8. Missile Girl Scoot “Fiesta” (2000)
While researching this list, I noticed that this CD was on sale on Amazon at a mere $52. I mean, it’s great, but is it $52-worth of great?
This metal-rap-punk-ska hybrid hit the ground running with their debut album. A searing blend of two female vocalists (yes, they’re both female) over some grunge riffs, ska rhythms and irresistible songs.
7. Specialthanks “Seven Lovers” (2011)
Honestly, this is exactly the kind of band I always wished existed. A super-cute female lead singer backed with some joyous punk-pop. There really is nothing else to add.
6. Girls Generation “Girls Generation II: Girls and Peace” (2012)
I think the problem I have with Girls Generation is that I always expect every release to be a slice of pop genius, which it rarely is, although I usually like it. This album is the one time that Girls’ Generation matched my expectations. Light, frothy and fun, it is an undeniably adorable collection of great pop choons.
5. James Iha “Linda Linda Linda OST” (2005)
James Iha’s contribution to the soundtrack of the film Linda Linda Linda was pivotal to it’s atmosphere. The sense of motionlessness that somehow heightened the sense of nostalgia. Like the sound of a distant band practice echoing down school corridors, his ambient pieces are beautiful and also somehow hypnotic.
4. Veltpunch “Black Album” (2010)
This tangle of guitars and choruses was my album of the year not so long ago. It remains a favourite of mine. It's awkward, experimental feel means I never get tired of it.
3. Faye Wong “Sing and Play” (1998)
This was recorded at the height of Faye Wong's infatuation with the Scottish band Cocteau Twins. Faye Wong’s voice is at her most ethereal, riding through spell-binding choruses on swooping walls of synthesisers. (Sorry about the lapse into bad poetry, but that’s the sort of thing this music will do to you.)
2. Bump of Chicken “Orbital Period” (2007)
Bump Of Chicken’s obsession with astronomy reaches an artistic peak with this album. It is perhaps their most gentle album, with many of the songs beginning with a phrase picked out on acoustic guitar before growing into a life-affirming crescendo.
1. Supercar “Highvision” (2002)
It wasn’t until I moved to London in 1998 that I really discovered Japanese culture. Without the internet, there was really no way for J-pop to reach me in my suburban commuter-belt town. However, I’d always been kind of fascinated by it, ever since my brother came back from a holiday there during the 1980s and said it was the closest you could get to leaving the planet.
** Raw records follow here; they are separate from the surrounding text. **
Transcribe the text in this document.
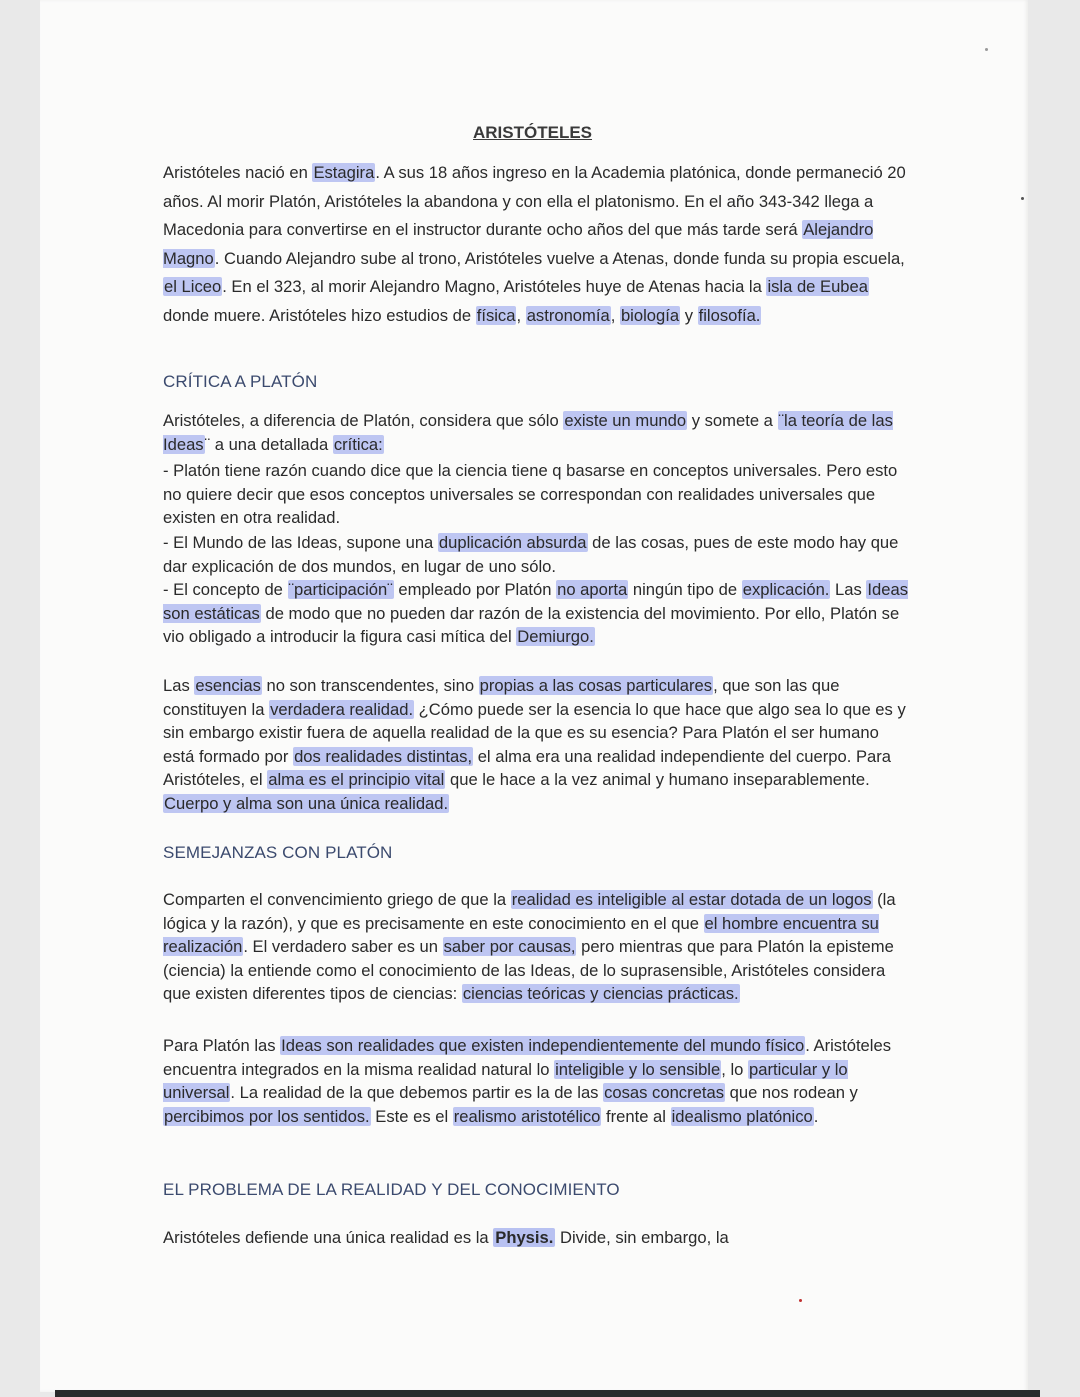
ARISTÓTELES

Aristóteles nació en Estagira. A sus 18 años ingreso en la Academia platónica, donde permaneció 20 años. Al morir Platón, Aristóteles la abandona y con ella el platonismo. En el año 343-342 llega a Macedonia para convertirse en el instructor durante ocho años del que más tarde será Alejandro Magno. Cuando Alejandro sube al trono, Aristóteles vuelve a Atenas, donde funda su propia escuela, el Liceo. En el 323, al morir Alejandro Magno, Aristóteles huye de Atenas hacia la isla de Eubea donde muere. Aristóteles hizo estudios de física, astronomía, biología y filosofía.

CRÍTICA A PLATÓN

Aristóteles, a diferencia de Platón, considera que sólo existe un mundo y somete a ¨la teoría de las Ideas¨ a una detallada crítica:

- Platón tiene razón cuando dice que la ciencia tiene q basarse en conceptos universales. Pero esto no quiere decir que esos conceptos universales se correspondan con realidades universales que existen en otra realidad.

- El Mundo de las Ideas, supone una duplicación absurda de las cosas, pues de este modo hay que dar explicación de dos mundos, en lugar de uno sólo.

- El concepto de ¨participación¨ empleado por Platón no aporta ningún tipo de explicación. Las Ideas son estáticas de modo que no pueden dar razón de la existencia del movimiento. Por ello, Platón se vio obligado a introducir la figura casi mítica del Demiurgo.

Las esencias no son transcendentes, sino propias a las cosas particulares, que son las que constituyen la verdadera realidad. ¿Cómo puede ser la esencia lo que hace que algo sea lo que es y sin embargo existir fuera de aquella realidad de la que es su esencia? Para Platón el ser humano está formado por dos realidades distintas, el alma era una realidad independiente del cuerpo. Para Aristóteles, el alma es el principio vital que le hace a la vez animal y humano inseparablemente. Cuerpo y alma son una única realidad.

SEMEJANZAS CON PLATÓN

Comparten el convencimiento griego de que la realidad es inteligible al estar dotada de un logos (la lógica y la razón), y que es precisamente en este conocimiento en el que el hombre encuentra su realización. El verdadero saber es un saber por causas, pero mientras que para Platón la episteme (ciencia) la entiende como el conocimiento de las Ideas, de lo suprasensible, Aristóteles considera que existen diferentes tipos de ciencias: ciencias teóricas y ciencias prácticas.

Para Platón las Ideas son realidades que existen independientemente del mundo físico. Aristóteles encuentra integrados en la misma realidad natural lo inteligible y lo sensible, lo particular y lo universal. La realidad de la que debemos partir es la de las cosas concretas que nos rodean y percibimos por los sentidos. Este es el realismo aristotélico frente al idealismo platónico.

EL PROBLEMA DE LA REALIDAD Y DEL CONOCIMIENTO

Aristóteles defiende una única realidad es la Physis. Divide, sin embargo, la
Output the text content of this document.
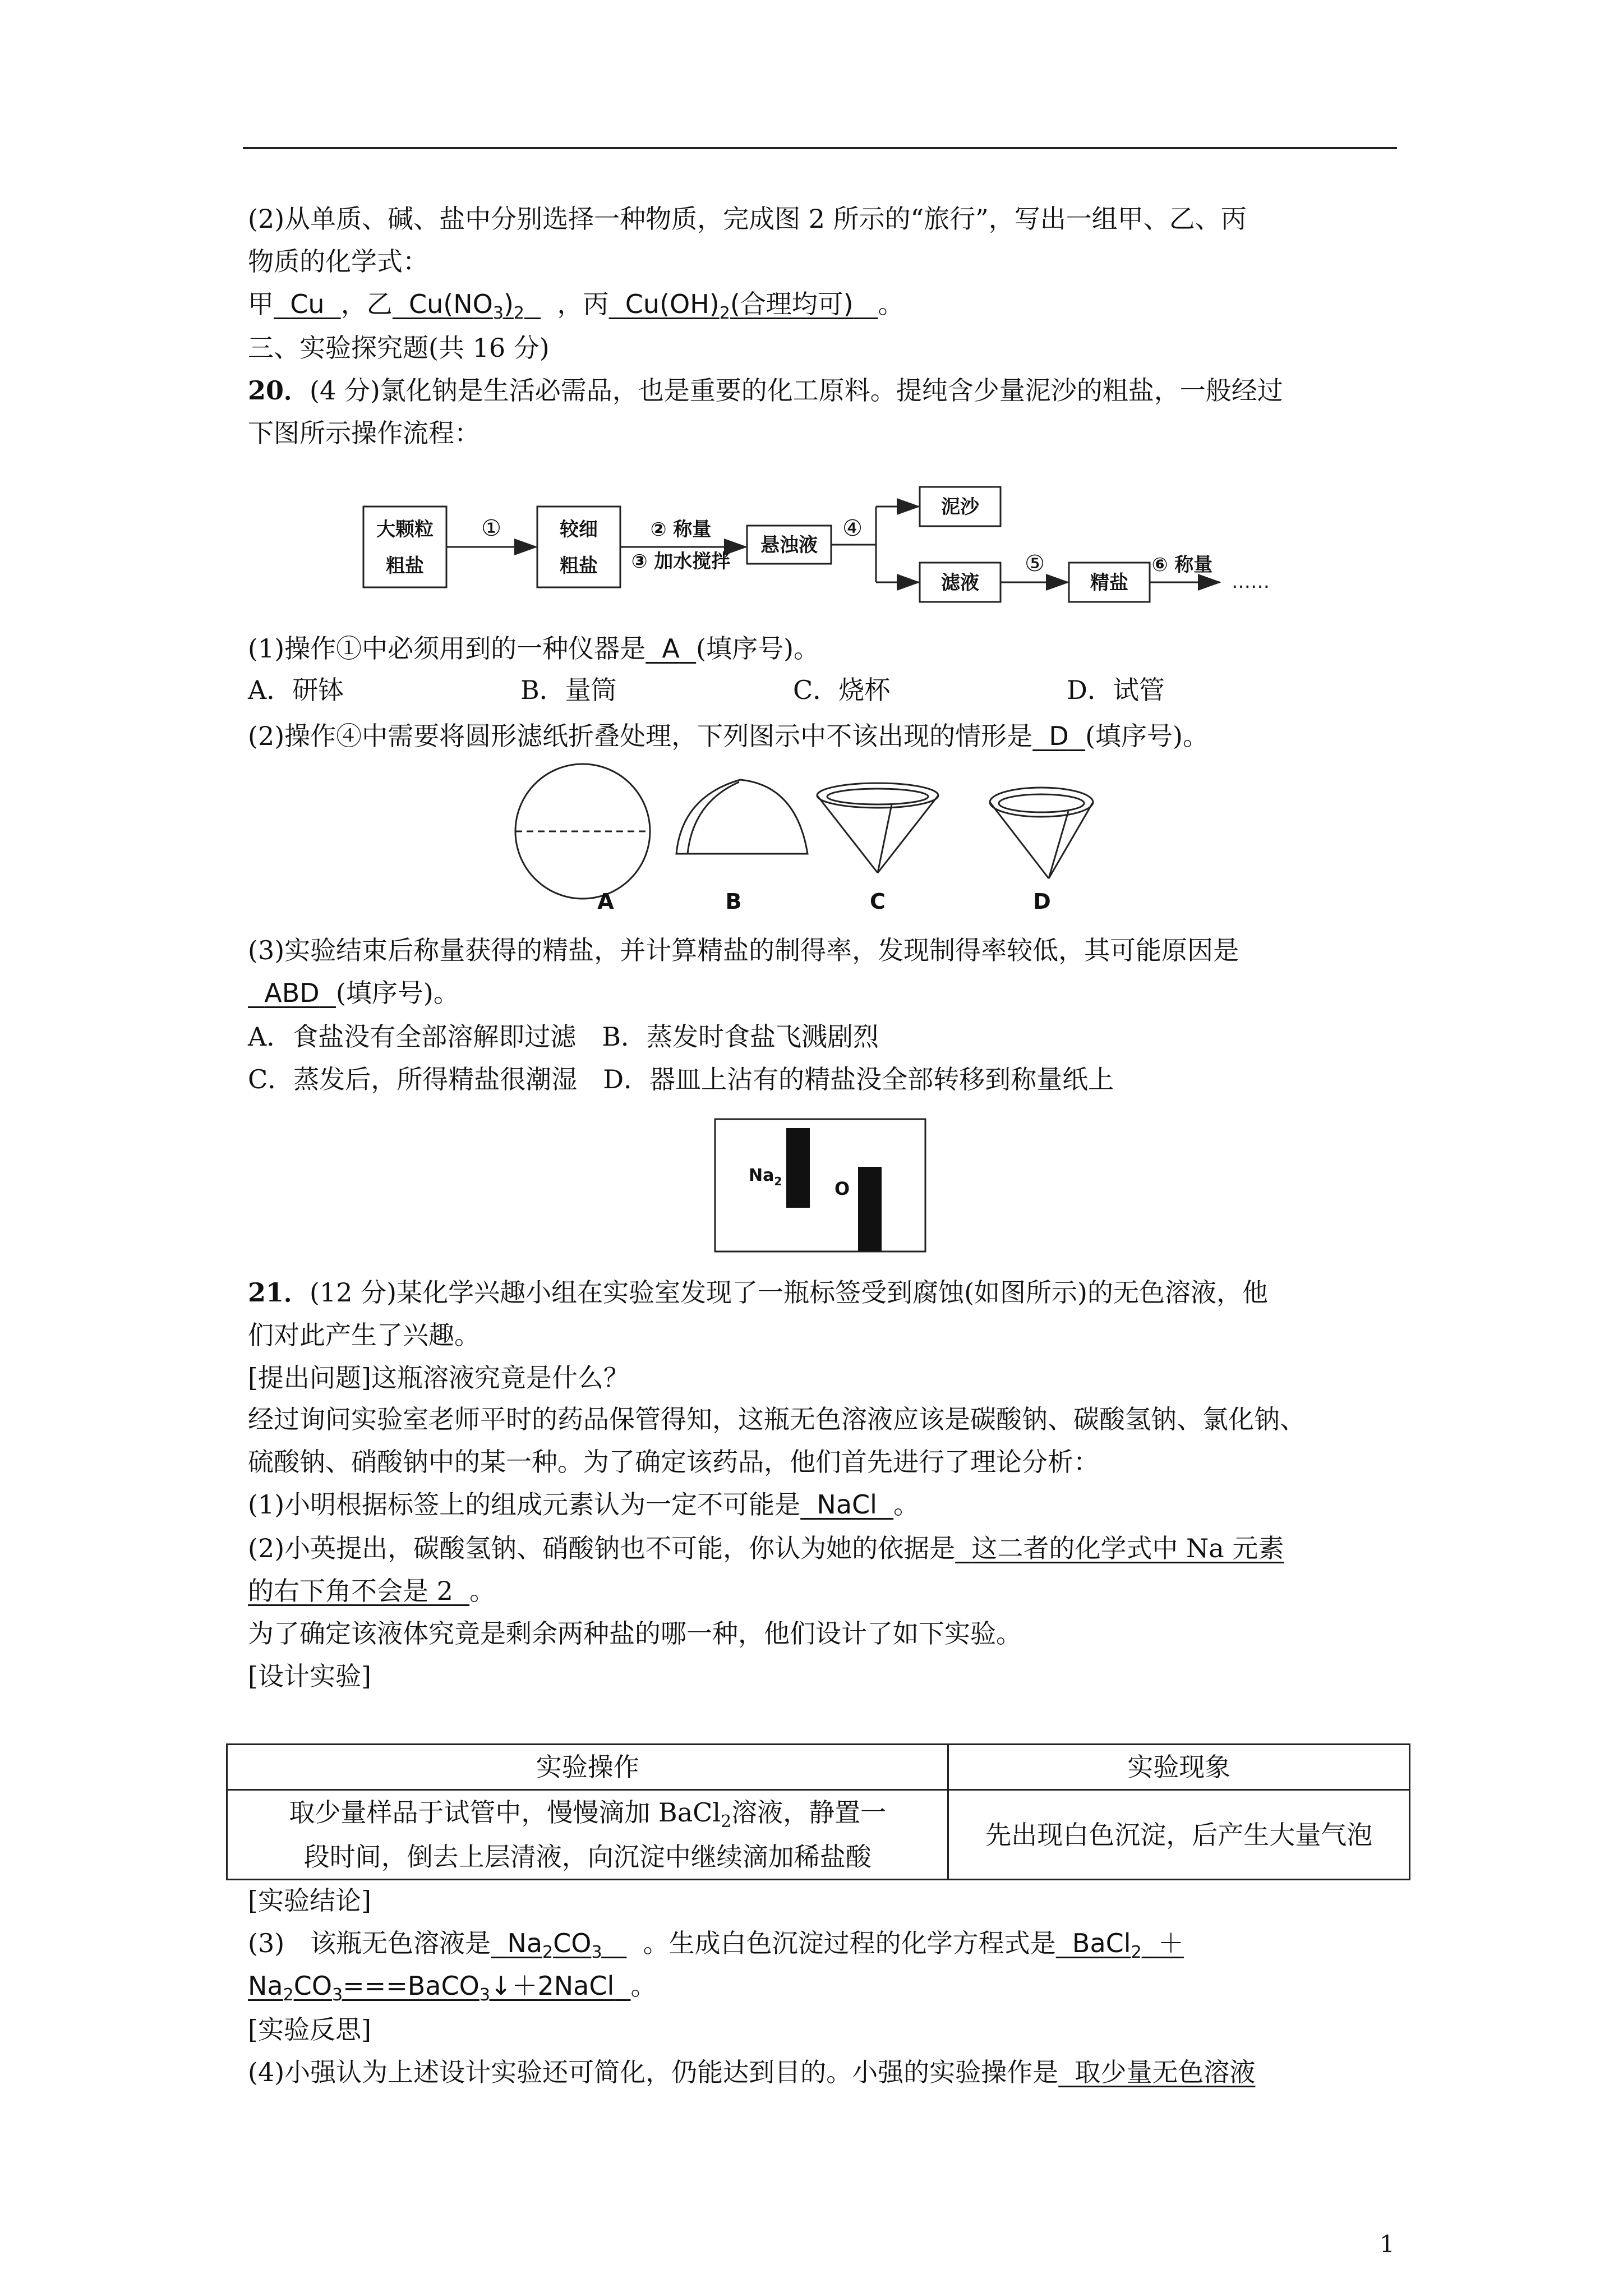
(2)从单质、碱、盐中分别选择一种物质，完成图 2 所示的“旅行”，写出一组甲、乙、丙
物质的化学式：
甲 Cu ，乙 $Cu(NO_3)_2$ ，丙 $Cu(OH)_2$(合理均可) 。
三、实验探究题(共 16 分)
20．(4 分)氯化钠是生活必需品，也是重要的化工原料。提纯含少量泥沙的粗盐，一般经过
下图所示操作流程：
大颗粒
粗盐
①	较细
粗盐
② 称量
③ 加水搅拌
悬浊液
④
泥沙
滤液
⑤
精盐
⑥ 称量
……
(1)操作①中必须用到的一种仪器是 A (填序号)。
A．研钵	B．量筒	C．烧杯	D．试管
(2)操作④中需要将圆形滤纸折叠处理，下列图示中不该出现的情形是 D (填序号)。
A	B	C	D
(3)实验结束后称量获得的精盐，并计算精盐的制得率，发现制得率较低，其可能原因是
ABD (填序号)。
A．食盐没有全部溶解即过滤　B．蒸发时食盐飞溅剧烈
C．蒸发后，所得精盐很潮湿　D．器皿上沾有的精盐没全部转移到称量纸上
$Na_2$	O
21．(12 分)某化学兴趣小组在实验室发现了一瓶标签受到腐蚀(如图所示)的无色溶液，他
们对此产生了兴趣。
[提出问题]这瓶溶液究竟是什么？
经过询问实验室老师平时的药品保管得知，这瓶无色溶液应该是碳酸钠、碳酸氢钠、氯化钠、
硫酸钠、硝酸钠中的某一种。为了确定该药品，他们首先进行了理论分析：
(1)小明根据标签上的组成元素认为一定不可能是 NaCl 。
(2)小英提出，碳酸氢钠、硝酸钠也不可能，你认为她的依据是 这二者的化学式中 Na 元素
的右下角不会是 2 。
为了确定该液体究竟是剩余两种盐的哪一种，他们设计了如下实验。
[设计实验]
实验操作	实验现象
取少量样品于试管中，慢慢滴加 BaCl$_2$溶液，静置一
段时间，倒去上层清液，向沉淀中继续滴加稀盐酸	先出现白色沉淀，后产生大量气泡
[实验结论]
(3)　该瓶无色溶液是 $Na_2CO_3$ 。生成白色沉淀过程的化学方程式是 BaCl$_2$ ＋
$Na_2CO_3===BaCO_3↓+2NaCl$ 。
[实验反思]
(4)小强认为上述设计实验还可简化，仍能达到目的。小强的实验操作是 取少量无色溶液
1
This album sounds like how I imagined Japan in those early years. Sleek, futuristic, minimalist. Now I know Japan a little better, I realise that's quite unlike the real thing, but when I listen to “Highvision” I’m taken back to that futuristic idea of Japan where driverless taxis glide past and couples wearing space-age clothes speed upwards in transparent elevators to the hyper-restaurant on the 110th floor. Bliss.